4.2.5. Prevention of hepatitis C infection
In the absence of a vaccine for hepatitis C, prevention of HCV infection depends upon reducing the risk of exposure to the virus. This is challenging because of the various routes of transmission and the different populations that are affected. Globally, most HCV infections occur in health-care settings as a result of inadequate infection control procedures. WHO has published guidelines with recommendations for preventing health-care-associated HCV infection, and for screening of blood products (20, 30, 139). Universal access to safe blood transfusion requires the implementation of key strategies to ensure access to a safe and sufficient blood supply, including 100% quality-assured testing of donated blood (139). Joint WHO–UNODC guidance recommends a comprehensive package of harm reduction interventions, which comprise nine harm reduction activities specifically for PWID, including the provision of sterile injecting equipment (140), alongside WHO guidance on prevention of viral hepatitis B and C transmission among PWID (28).

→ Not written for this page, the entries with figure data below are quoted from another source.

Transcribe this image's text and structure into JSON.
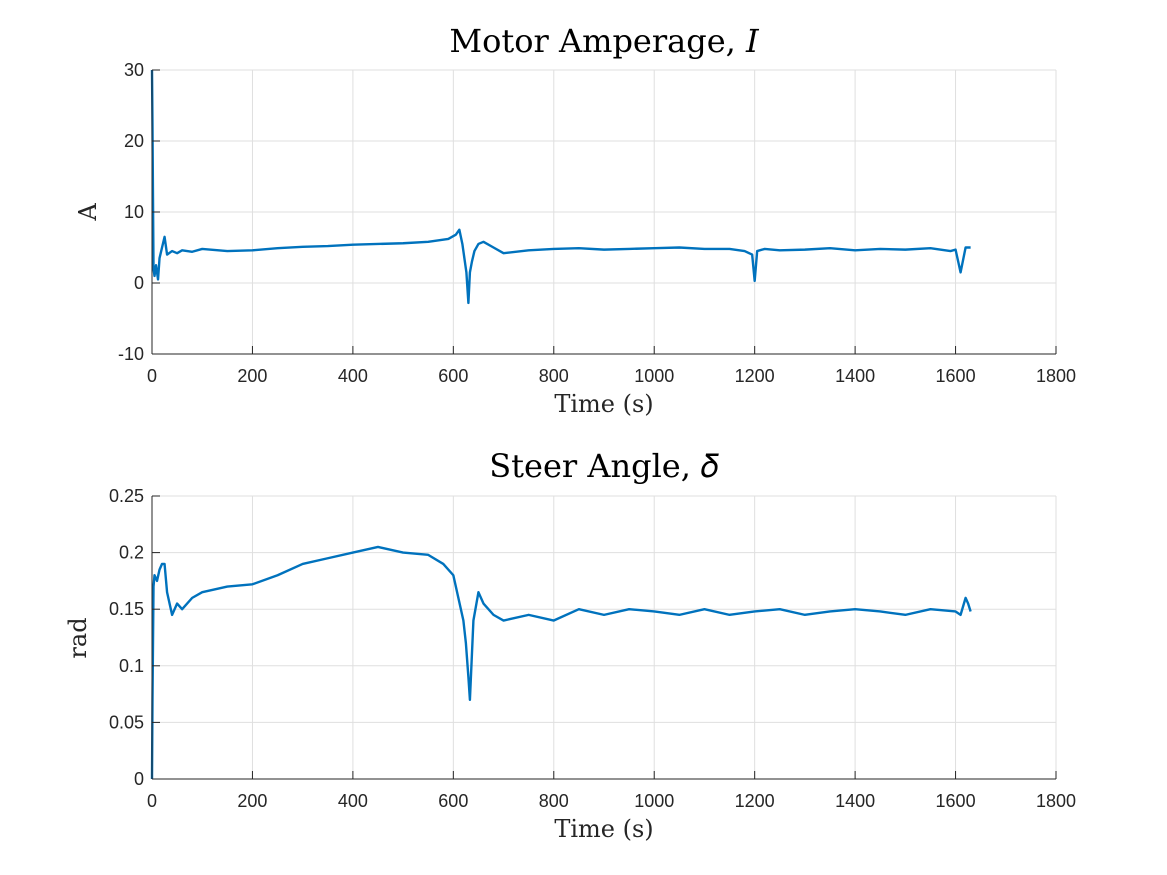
{
  "colors": {
    "series": "#0072BD",
    "grid": "#dfdfdf",
    "axis": "#262626"
  },
  "chart_data": [
    {
      "type": "line",
      "title": "Motor Amperage, 𝐼",
      "xlabel": "Time (s)",
      "ylabel": "A",
      "xlim": [
        0,
        1800
      ],
      "ylim": [
        -10,
        30
      ],
      "xticks": [
        0,
        200,
        400,
        600,
        800,
        1000,
        1200,
        1400,
        1600,
        1800
      ],
      "xtick_labels": [
        "0",
        "200",
        "400",
        "600",
        "800",
        "1000",
        "1200",
        "1400",
        "1600",
        "1800"
      ],
      "yticks": [
        -10,
        0,
        10,
        20,
        30
      ],
      "ytick_labels": [
        "-10",
        "0",
        "10",
        "20",
        "30"
      ],
      "grid": true,
      "series": [
        {
          "x": [
            0,
            1,
            2,
            3,
            5,
            8,
            12,
            15,
            20,
            25,
            30,
            40,
            50,
            60,
            80,
            100,
            150,
            200,
            250,
            300,
            350,
            400,
            450,
            500,
            550,
            590,
            605,
            612,
            618,
            622,
            626,
            630,
            633,
            637,
            642,
            650,
            660,
            680,
            700,
            750,
            800,
            850,
            900,
            950,
            1000,
            1050,
            1100,
            1150,
            1180,
            1195,
            1200,
            1205,
            1220,
            1250,
            1300,
            1350,
            1400,
            1450,
            1500,
            1550,
            1590,
            1600,
            1610,
            1620,
            1630
          ],
          "y": [
            30,
            22,
            12,
            2,
            1,
            2.5,
            0.5,
            3.5,
            5,
            6.5,
            4,
            4.5,
            4.2,
            4.6,
            4.4,
            4.8,
            4.5,
            4.6,
            4.9,
            5.1,
            5.2,
            5.4,
            5.5,
            5.6,
            5.8,
            6.2,
            6.8,
            7.5,
            5.5,
            3.5,
            1.5,
            -2.8,
            1.5,
            3,
            4.5,
            5.5,
            5.8,
            5,
            4.2,
            4.6,
            4.8,
            4.9,
            4.7,
            4.8,
            4.9,
            5,
            4.8,
            4.8,
            4.5,
            4,
            0.3,
            4.5,
            4.8,
            4.6,
            4.7,
            4.9,
            4.6,
            4.8,
            4.7,
            4.9,
            4.5,
            4.7,
            1.5,
            5,
            5
          ]
        }
      ]
    },
    {
      "type": "line",
      "title": "Steer Angle, 𝛿",
      "xlabel": "Time (s)",
      "ylabel": "rad",
      "xlim": [
        0,
        1800
      ],
      "ylim": [
        0,
        0.25
      ],
      "xticks": [
        0,
        200,
        400,
        600,
        800,
        1000,
        1200,
        1400,
        1600,
        1800
      ],
      "xtick_labels": [
        "0",
        "200",
        "400",
        "600",
        "800",
        "1000",
        "1200",
        "1400",
        "1600",
        "1800"
      ],
      "yticks": [
        0,
        0.05,
        0.1,
        0.15,
        0.2,
        0.25
      ],
      "ytick_labels": [
        "0",
        "0.05",
        "0.1",
        "0.15",
        "0.2",
        "0.25"
      ],
      "grid": true,
      "series": [
        {
          "x": [
            0,
            1,
            2,
            3,
            5,
            10,
            15,
            20,
            25,
            30,
            40,
            50,
            60,
            80,
            100,
            150,
            200,
            250,
            300,
            350,
            400,
            450,
            500,
            550,
            580,
            600,
            610,
            620,
            625,
            630,
            633,
            640,
            650,
            660,
            680,
            700,
            750,
            800,
            850,
            900,
            950,
            1000,
            1050,
            1100,
            1150,
            1200,
            1250,
            1300,
            1350,
            1400,
            1450,
            1500,
            1550,
            1600,
            1610,
            1620,
            1625,
            1630
          ],
          "y": [
            0,
            0.07,
            0.12,
            0.17,
            0.18,
            0.175,
            0.185,
            0.19,
            0.19,
            0.165,
            0.145,
            0.155,
            0.15,
            0.16,
            0.165,
            0.17,
            0.172,
            0.18,
            0.19,
            0.195,
            0.2,
            0.205,
            0.2,
            0.198,
            0.19,
            0.18,
            0.16,
            0.14,
            0.12,
            0.09,
            0.07,
            0.14,
            0.165,
            0.155,
            0.145,
            0.14,
            0.145,
            0.14,
            0.15,
            0.145,
            0.15,
            0.148,
            0.145,
            0.15,
            0.145,
            0.148,
            0.15,
            0.145,
            0.148,
            0.15,
            0.148,
            0.145,
            0.15,
            0.148,
            0.145,
            0.16,
            0.155,
            0.148
          ]
        }
      ]
    }
  ]
}
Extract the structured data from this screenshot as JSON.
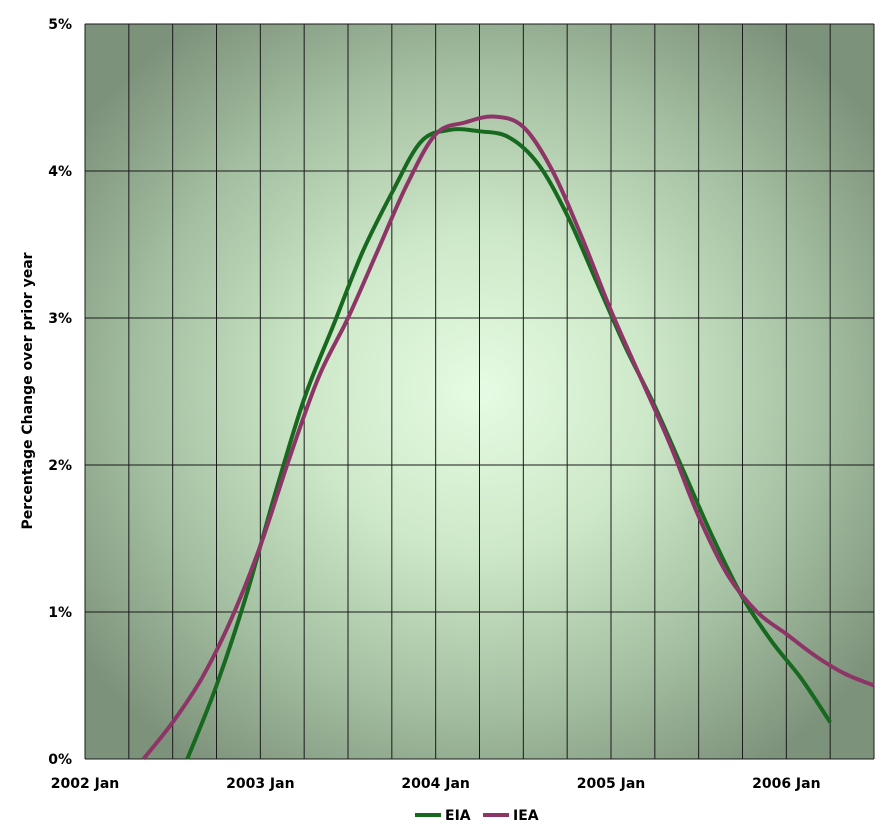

4.2.6. Treatment of hepatitis C infection
A new class of medicines, called direct-acting antivirals (DAAs), have transformed the treatment of HCV, with regimens that can be administered for a short duration (as short as eight weeks), resulting in cure rates higher than 90%, but are associated with fewer serious adverse events than the previous interferon-containing regimens. WHO updated its hepatitis C treatment guidelines in 2016 to provide recommendations for the use of new DAAs (5) (see
Web annex 3). There still remains some variation in recommended HCV treatment regimens and duration of therapy by genotype. This requirement to determine a patient's genotype prior to treatment will soon change when antiviral agents that are active against all genotypes (referred to as pangenotypic) are licensed.